Crayfish are normally a drab olive and brown colour, but every now and then we come across one that is a bright sky-blue all over. This invariably sparks a discussion amongst the researchers as to the cause. Is it something in their diet, something about where they are living, or some other reason? This has remained a mystery … until now. There was a Queensnake Training Day held recently, with the hands-on portion of the program taking place in the Maitland River. There will be several teams of researchers studying Queensnakes in a number of different watersheds, so they had to learn the required protocols. The crayfish portion of the training was handled by Dr. Premek Hamr, who is Ontario’s leading crayfish expert.
As the ‘crayfish man’ and I were walking along in the shallow water and scanning rocks for crayfish, I couldn’t resist asking about the blue ones.
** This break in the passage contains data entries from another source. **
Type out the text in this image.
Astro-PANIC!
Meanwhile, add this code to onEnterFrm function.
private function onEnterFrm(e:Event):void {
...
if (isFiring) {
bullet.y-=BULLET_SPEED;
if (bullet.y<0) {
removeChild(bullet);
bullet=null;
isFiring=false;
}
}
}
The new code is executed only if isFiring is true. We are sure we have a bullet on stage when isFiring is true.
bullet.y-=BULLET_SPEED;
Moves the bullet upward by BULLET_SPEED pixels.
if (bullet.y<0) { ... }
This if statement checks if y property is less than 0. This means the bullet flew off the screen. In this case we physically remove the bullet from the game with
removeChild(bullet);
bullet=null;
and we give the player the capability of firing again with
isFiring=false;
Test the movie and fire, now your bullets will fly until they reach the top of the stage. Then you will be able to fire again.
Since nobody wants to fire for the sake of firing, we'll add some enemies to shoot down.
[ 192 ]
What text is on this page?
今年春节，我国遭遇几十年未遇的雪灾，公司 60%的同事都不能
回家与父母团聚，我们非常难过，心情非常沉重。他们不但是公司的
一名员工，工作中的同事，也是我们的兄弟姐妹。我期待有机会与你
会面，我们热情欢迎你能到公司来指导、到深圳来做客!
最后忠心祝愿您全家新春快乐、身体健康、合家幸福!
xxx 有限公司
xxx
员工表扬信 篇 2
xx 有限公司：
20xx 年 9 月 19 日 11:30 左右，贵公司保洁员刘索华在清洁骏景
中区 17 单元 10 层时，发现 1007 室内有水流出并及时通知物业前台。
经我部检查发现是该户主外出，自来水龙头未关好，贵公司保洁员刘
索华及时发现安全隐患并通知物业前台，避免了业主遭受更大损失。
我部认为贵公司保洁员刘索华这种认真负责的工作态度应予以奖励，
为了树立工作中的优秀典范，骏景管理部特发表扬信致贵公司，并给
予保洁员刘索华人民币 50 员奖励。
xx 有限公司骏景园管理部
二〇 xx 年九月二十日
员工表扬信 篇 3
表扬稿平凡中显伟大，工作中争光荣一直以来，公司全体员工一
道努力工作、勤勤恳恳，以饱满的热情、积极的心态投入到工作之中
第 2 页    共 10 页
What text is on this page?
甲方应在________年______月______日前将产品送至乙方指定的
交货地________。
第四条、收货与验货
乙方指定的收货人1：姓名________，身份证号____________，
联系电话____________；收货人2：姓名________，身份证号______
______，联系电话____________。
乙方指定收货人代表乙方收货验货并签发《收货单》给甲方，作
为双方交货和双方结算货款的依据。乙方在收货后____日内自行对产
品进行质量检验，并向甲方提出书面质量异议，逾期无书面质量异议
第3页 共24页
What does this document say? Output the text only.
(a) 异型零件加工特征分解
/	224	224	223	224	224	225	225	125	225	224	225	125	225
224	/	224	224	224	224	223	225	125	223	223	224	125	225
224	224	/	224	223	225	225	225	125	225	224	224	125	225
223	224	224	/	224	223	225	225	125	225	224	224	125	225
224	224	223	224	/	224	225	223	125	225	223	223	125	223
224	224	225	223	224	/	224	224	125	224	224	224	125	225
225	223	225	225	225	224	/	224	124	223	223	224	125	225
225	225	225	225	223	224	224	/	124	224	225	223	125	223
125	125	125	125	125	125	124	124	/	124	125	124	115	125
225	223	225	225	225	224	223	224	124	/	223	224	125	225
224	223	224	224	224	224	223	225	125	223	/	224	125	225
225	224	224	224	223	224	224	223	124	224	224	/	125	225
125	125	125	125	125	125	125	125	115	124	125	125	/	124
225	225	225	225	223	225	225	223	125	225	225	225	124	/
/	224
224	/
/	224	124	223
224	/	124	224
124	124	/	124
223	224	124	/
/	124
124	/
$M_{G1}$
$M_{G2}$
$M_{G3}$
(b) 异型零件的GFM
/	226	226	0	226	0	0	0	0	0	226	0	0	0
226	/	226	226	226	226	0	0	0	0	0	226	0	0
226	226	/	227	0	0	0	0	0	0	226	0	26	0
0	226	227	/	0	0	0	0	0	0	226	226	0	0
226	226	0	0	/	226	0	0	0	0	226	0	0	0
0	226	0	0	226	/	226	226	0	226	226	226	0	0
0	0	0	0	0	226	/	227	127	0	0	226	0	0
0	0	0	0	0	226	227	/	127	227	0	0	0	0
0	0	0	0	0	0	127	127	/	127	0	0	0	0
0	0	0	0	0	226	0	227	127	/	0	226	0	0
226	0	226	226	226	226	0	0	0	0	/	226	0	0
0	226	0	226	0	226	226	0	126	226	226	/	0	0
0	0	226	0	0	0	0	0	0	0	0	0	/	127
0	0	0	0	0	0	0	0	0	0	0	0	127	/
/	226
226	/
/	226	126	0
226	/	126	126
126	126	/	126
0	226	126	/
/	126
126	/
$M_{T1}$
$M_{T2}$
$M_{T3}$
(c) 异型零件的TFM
Premek responded that it was an extremely rare genetic trait, with maybe one occurrence in many thousands. He also said that they are highly prized for aquariums. Several steps later, I spotted a bright blue claw laying on the bottom of the river. After a minute, the rest of the crayfish’s remains were found. Premek examined it and commented, “Too bad something got it. It would have been great in a tank.” So I now have a better understanding of one of the Maitland River’s many fascinating critters.
– Tom Lobb, Landowner and local Naturalist
To learn more about the Queensnake project in the Lower Maitland River, visit the Huron Stewardship Council website: hsc.huronstewardship.ca.
In 2015, we plan to create a video to highlight the importance of protecting the river and valley of the Maitland River. This video will extend our reach to people who are unable to visit the Maitland River Valley in person. The municipalities which abut our section of the river, the Township of Ashfield-Colborne-Wawanosh, the Municipality of Central Huron, and the Town of Goderich have each committed $2,000 to this project. We are also applying to the Huron Economic Development Partnership Community Economic Development Fund for funding, and expect to know if we are successful by the middle of May.
We have also sent out a Request for Proposal for the production of the video which can be used online through various media. We want it to advance public appreciation for the Maitland River and have it be emotionally compelling, such as from the perspective of a bald eagle flying along the river. Components will include features of the Maitland River valley such as wildlife (bald eagle, queensnake, fish, birds), four seasons, recreational activities (swimming, hiking, fishing, canoeing, kayaking), good environmental agricultural practices, and endangered species. All photography will be of and from the Maitland River and Maitland River valley.
Once our funding is in place, the producer will be hired and volunteers from the Lower Maitland Stewardship Group will guide the videographer to suitable areas of the Maitland River.